Als zusätzliche Sicherheitsmaßnahme kann bei den Vektoren die PBS mutiert vorliegen, so dass keine zelluläre tRNA angelagert werden kann. Für die Erzeugung der Vektoren ist dann eine entsprechend mutierte tRNA erforderlich, die in trans, entweder als synthetisierte tRNA oder als Pol-IIl-Gen auf einem kotransfizierten Plasmid, zur Verfügung gestellt wird [38].

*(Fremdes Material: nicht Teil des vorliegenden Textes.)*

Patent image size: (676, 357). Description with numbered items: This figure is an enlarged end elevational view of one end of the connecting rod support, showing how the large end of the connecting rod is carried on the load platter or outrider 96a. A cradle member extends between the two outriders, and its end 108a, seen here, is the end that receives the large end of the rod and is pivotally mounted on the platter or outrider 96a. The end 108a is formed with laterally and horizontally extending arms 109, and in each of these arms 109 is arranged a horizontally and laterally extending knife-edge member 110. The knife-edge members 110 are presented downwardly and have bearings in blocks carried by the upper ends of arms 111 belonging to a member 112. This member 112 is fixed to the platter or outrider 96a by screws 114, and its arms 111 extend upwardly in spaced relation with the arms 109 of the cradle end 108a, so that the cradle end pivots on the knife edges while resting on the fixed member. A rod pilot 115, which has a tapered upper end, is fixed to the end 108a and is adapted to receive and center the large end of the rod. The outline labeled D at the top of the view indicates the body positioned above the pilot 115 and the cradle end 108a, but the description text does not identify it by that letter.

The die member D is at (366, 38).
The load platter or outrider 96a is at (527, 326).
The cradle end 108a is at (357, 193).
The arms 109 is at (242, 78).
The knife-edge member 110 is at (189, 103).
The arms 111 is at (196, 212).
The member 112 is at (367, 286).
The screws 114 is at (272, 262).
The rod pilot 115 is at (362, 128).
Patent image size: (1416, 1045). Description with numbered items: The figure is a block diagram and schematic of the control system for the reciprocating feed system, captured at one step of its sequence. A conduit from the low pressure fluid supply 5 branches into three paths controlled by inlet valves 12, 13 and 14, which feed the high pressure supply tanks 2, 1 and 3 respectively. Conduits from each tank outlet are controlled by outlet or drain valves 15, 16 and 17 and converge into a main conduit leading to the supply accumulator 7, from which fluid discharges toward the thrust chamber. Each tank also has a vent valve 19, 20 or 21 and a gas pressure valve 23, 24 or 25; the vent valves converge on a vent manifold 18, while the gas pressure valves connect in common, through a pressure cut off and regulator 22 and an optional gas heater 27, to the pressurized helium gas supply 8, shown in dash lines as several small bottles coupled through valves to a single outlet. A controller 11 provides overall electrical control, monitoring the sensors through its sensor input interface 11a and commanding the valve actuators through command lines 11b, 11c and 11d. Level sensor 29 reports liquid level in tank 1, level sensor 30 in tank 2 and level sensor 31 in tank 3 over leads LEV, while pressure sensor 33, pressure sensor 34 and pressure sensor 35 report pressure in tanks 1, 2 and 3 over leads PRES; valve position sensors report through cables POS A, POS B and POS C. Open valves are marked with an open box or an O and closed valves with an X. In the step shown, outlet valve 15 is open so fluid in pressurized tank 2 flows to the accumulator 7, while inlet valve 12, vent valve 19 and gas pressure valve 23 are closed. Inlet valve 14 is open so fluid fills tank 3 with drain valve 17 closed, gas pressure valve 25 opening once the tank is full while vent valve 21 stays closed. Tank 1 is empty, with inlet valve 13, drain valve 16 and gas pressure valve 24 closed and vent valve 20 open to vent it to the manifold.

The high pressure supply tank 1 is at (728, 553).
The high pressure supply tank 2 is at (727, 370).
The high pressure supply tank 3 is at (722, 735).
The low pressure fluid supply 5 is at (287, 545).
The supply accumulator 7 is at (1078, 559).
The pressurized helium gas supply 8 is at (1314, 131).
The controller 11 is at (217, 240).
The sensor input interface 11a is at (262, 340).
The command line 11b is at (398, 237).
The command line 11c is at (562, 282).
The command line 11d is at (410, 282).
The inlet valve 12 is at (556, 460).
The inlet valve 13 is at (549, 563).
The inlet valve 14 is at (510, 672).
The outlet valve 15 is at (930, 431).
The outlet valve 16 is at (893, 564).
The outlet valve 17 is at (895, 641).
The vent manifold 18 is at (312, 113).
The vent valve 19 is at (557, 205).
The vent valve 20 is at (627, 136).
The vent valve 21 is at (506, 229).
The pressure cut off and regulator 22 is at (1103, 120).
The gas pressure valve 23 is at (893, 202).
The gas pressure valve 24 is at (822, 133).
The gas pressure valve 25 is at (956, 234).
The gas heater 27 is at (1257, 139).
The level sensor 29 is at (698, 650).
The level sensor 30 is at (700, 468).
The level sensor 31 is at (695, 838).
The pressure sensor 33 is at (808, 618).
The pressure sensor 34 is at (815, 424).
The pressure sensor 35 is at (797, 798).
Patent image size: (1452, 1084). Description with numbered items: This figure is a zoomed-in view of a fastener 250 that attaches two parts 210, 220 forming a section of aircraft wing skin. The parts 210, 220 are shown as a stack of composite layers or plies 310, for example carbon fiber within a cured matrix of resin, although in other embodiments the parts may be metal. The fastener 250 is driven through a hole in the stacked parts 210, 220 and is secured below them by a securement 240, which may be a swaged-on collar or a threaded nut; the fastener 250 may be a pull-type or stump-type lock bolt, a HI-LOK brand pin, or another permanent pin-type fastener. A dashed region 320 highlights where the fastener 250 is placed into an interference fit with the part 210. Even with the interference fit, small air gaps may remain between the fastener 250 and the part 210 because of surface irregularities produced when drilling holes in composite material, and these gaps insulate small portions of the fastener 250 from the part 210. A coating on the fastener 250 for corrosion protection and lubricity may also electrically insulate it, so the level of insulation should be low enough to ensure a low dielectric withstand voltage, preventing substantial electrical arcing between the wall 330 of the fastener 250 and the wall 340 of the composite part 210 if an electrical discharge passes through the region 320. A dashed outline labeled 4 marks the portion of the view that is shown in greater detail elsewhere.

Das Einführen chromosomaler Insulatoren in das Vektorkonstrukt und die Anwendung zell- und gewebespezischer Promotoren stellen weitere Strategien dar, eine Aktivierung zellulärer Onkogene durch unspezifische Integration zu verhindern. Inzwischen geht die Entwicklung der Vektoren dahin, dass eine Integration gezielt in unschädliche Bereiche des menschlichen Genoms erfolgen kann. Die Experimente zielen auf eine Modifikation der Integrase, z.B. durch Insertion einer spezifischen DNA-bindenden Domäne [39, 40, 41].

Um eine effiziente Genübertragung und eine dauerhafte Genexpression zu erreichen, werden chimäre Vektoren auf der Basis adenoviraler und retroviraler Vektoren entwickelt [42, 43]. Drei replikationsdefekte adenovirale Vektoren übertragen nach Koinfektion jeweils den retroviralen Vektor, die retroviralen Verpackungsfunktionen (gag/pol-Bereich) und ein env-Gen auf eine Zelle, die damit zur retroviralen Produzentenzelle wird. Die abgegebenen retroviralen Vektoren können dann weitere Zellen stabil transduzieren. Die Risikobewertung der Herstellung adenoviralen Vektoren erfolgt gemäß der allgemeinen Stellungnahme der ZKBS zu häufig durchgeführten gentechnischen Arbeiten mit den zugrunde liegenden Kriterien der Vergleichbarkeit: Gentransfer mit Hilfe von Adenovirus Typ 5, Az.: 6790-10-28, 2. geänderte Fassung vom November 2001, die Risikobewertung von Zellen nach Koinfektion aller drei adenoviraler Vektoren orientiert sich - wie bei einer mit einem retroviralen Plasmid transfizierten Verpackungszelllinie - an der Abgabe retroviraler Vektoren.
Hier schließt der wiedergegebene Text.